Nana Arielis, a writer and literary scholar who specializes in theoretical and practical rhetoric, has written an article in which she advocates talking to oneself (out loud) as a "technology for thinking." I am pleased to be able to pass on this link to Arielis' article, since I agree with what she is saying.
When I entered Stanford University as a first-year student - this was in 1961 - I heard rumors about an elite writing program into which a few first-year students were being enrolled. I was not one of these chosen students, and I never really knew anything at all about the program, except the name. It was called the "Voice Project."
If you are interested, you can click that link to download the full text of a study on the project. The study was published in 1967, and this is the first time, since 1961, that I have ever tried to get any actual information about the Voice Project. The website I linked summarizes the project as follows:
This experiment with 100 student volunteers was conducted within the regular freshman English program at Stanford University by a group of teachers who were themselves writers, and by an equal number of graduate students. The aims of the experiment were (1) to teach writing, not through rhetorical techniques, but through helping the student discover and develop his or her own writing "voice" and a personal or identifiable prose, whether the writing be creative or expository, (2) to involve in such teaching novelists, poets, playarights, essayists, and persons in diverse academic disciplines, (3) to work at various age levels, through involving both students and faculty in experiments in elementary and secondary schools, (4) to work with students from various social and economic backgrounds, and (5) to involve other institutions of higher education through visits, exchanges, seminars, and demonstrations.
As I say, my information about the Voice Project was simply by way of rumor among the students. I don't think I ever knew anyone, personally, who was a participant, and so I am unclear about how I derived my ideas about what was involved. I did have an idea about what was involved in the Voice Project, though, and my idea was that the "secret" to great writing (which was going to be provided to Voice Project participants by those "teachers who were themselves writers") was for the writer to listen to his or her own "voice," as writing progressed.
I will have to read the full study, I suppose, now that I have found that there is such a study, to see if this idea of mine is at all accurate.
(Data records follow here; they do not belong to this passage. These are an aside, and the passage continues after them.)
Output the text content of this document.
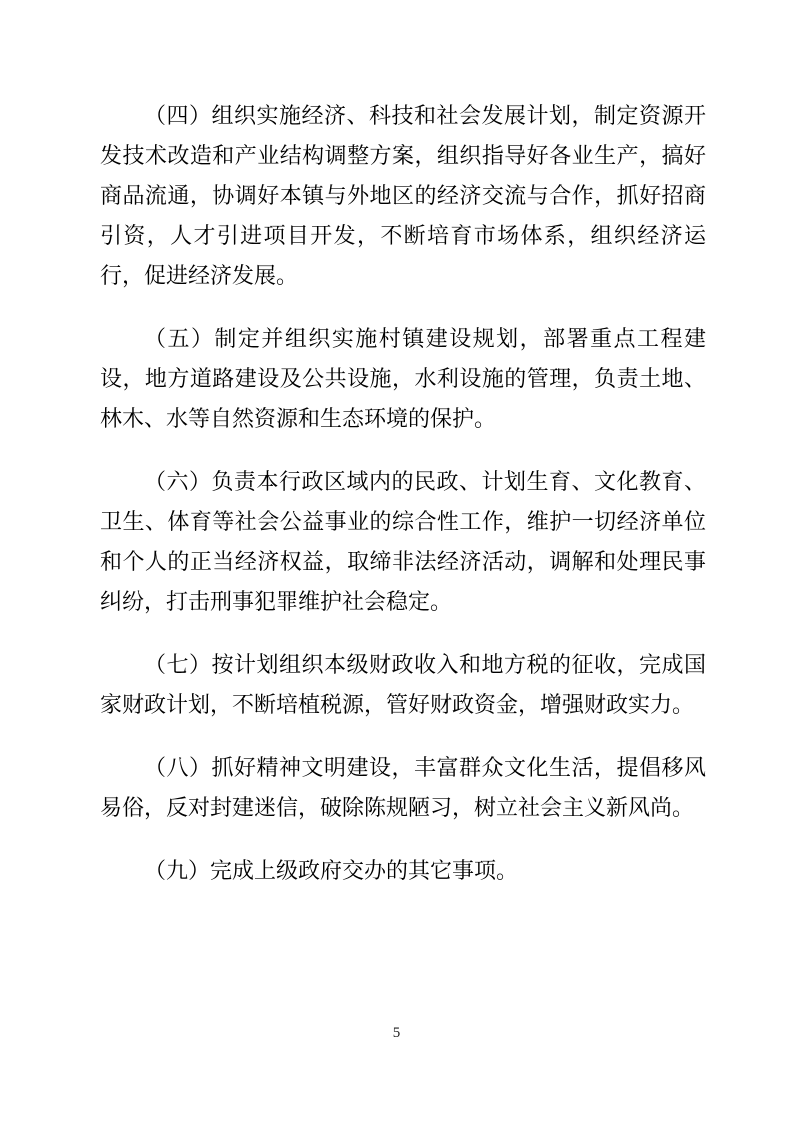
（四）组织实施经济、科技和社会发展计划，制定资源开发技术改造和产业结构调整方案，组织指导好各业生产，搞好商品流通，协调好本镇与外地区的经济交流与合作，抓好招商引资，人才引进项目开发，不断培育市场体系，组织经济运行，促进经济发展。
（五）制定并组织实施村镇建设规划，部署重点工程建设，地方道路建设及公共设施，水利设施的管理，负责土地、林木、水等自然资源和生态环境的保护。
（六）负责本行政区域内的民政、计划生育、文化教育、卫生、体育等社会公益事业的综合性工作，维护一切经济单位和个人的正当经济权益，取缔非法经济活动，调解和处理民事纠纷，打击刑事犯罪维护社会稳定。
（七）按计划组织本级财政收入和地方税的征收，完成国家财政计划，不断培植税源，管好财政资金，增强财政实力。
（八）抓好精神文明建设，丰富群众文化生活，提倡移风易俗，反对封建迷信，破除陈规陋习，树立社会主义新风尚。
（九）完成上级政府交办的其它事项。
5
Maybe it's not, but what to I care! The idea I formed about the Voice Project when I was an undergraduate student has served me rather well. Based on whatever rumor about the Voice Project that I may have heard, I quickly decided that one could become a good writer by talking out loud to oneself, as one wrote. Is this what the Voice Project actually advocated? As I say, who knows? What I do know is that I definitely talk out loud as I write, and that this is how I have proceeded from 1961 to the present day.
I consider myself to be a pretty good writer (and other people have actually told me that, too, so that is not totally my own self-delusion). To the degree I am a good writer, I attribute my writing style and ability to doing exactly what Arielis advises is a "technology for thinking."
Good writing does, obviously, have a direct relationship to good thinking. I believe Arielis is right on the mark, and I recommend the practice!